A circus tent is an easy thing to find in a small city. Parking, however, proved to be a different story. After navigating a vast network of chain link fences and lots filled with trailers, our group of six found our way to the box office. The name “Circus Smirkus” when paired with the right name, prompted a gesture towards the front of the house, where a friend of Smirkus showed us to our seats. We sat front and center, close to the ring curb while some of the best professionals in the business amazed us. The degree and variety of talent was impressive; clearly accustomed to playing “bigger” shows. This is, however, not to deny the Smirkos the credit they are due. Troupers here at Smirkus have distinguished themselves by being professional performers as well as regular students and “kids.” Most have not decided how far they want to pursue circus arts but should they want to go the distance and commit themselves to an operation as large and far-reaching as Big Apple, they’ve all got the drive to do so.

Afterwards, we were invited into the back lot to meet old friends learn more about the Big Apple operation and the tour lifestyle of a bigger circus. I left feeling impressed, yet still proud of our own operation. Both circuses operate on different scales, yet similarities exist in the expectations of the performers and the crew and those similarities are a cause for mutual respect and admiration. Our experience at Big Apple is only one small example of how well connected and recognized the Smirkus brand is with larger circus community.

I have always been a fan of late-night drives, especially during summer with the windows rolled down and the radio turned up.
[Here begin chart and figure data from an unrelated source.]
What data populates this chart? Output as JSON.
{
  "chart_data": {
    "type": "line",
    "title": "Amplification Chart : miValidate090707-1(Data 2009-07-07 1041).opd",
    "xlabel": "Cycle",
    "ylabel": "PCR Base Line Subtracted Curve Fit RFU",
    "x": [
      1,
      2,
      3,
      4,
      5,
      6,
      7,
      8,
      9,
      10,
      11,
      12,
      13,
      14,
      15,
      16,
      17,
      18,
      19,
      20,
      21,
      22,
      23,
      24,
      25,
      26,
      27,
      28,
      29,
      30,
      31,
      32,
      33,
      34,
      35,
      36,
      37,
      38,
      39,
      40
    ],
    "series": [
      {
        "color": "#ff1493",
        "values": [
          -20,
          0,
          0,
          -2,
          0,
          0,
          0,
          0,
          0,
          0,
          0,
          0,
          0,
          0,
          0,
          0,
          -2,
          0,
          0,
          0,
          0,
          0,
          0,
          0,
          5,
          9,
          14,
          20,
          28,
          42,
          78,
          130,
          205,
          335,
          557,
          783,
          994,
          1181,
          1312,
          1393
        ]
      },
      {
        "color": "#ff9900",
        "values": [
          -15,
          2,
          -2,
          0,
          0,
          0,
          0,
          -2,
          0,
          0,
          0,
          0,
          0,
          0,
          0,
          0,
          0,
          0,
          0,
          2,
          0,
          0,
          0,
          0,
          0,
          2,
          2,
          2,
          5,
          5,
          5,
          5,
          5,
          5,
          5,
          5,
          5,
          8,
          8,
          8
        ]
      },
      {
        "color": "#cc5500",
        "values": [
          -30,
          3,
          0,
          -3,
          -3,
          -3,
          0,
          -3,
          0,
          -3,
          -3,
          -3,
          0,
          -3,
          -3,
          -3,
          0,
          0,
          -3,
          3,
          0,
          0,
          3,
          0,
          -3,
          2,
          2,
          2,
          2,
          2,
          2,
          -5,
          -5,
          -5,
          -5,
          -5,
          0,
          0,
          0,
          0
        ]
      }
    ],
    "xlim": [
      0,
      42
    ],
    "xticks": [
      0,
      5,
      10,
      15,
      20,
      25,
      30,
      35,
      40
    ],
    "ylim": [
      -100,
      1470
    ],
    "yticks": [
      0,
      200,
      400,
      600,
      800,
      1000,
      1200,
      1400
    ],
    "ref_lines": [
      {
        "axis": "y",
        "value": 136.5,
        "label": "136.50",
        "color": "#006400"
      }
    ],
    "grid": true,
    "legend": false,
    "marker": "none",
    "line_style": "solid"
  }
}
The return drive to the site was one of the longest I can remember. Our route followed the same as that which we drove during the evening but given how tired we were and how long a day it had been, it seemed as if someone had moved Hanover. We listened to Bob Dylan and ate gas station snacks for dinner. I rode in the front seat and with my face against the cool glass window and watched the stars overhead until my eyelids slammed shut on their own accord before we reached Hanover. I was still asleep as I zipped myself in my sleeping bag.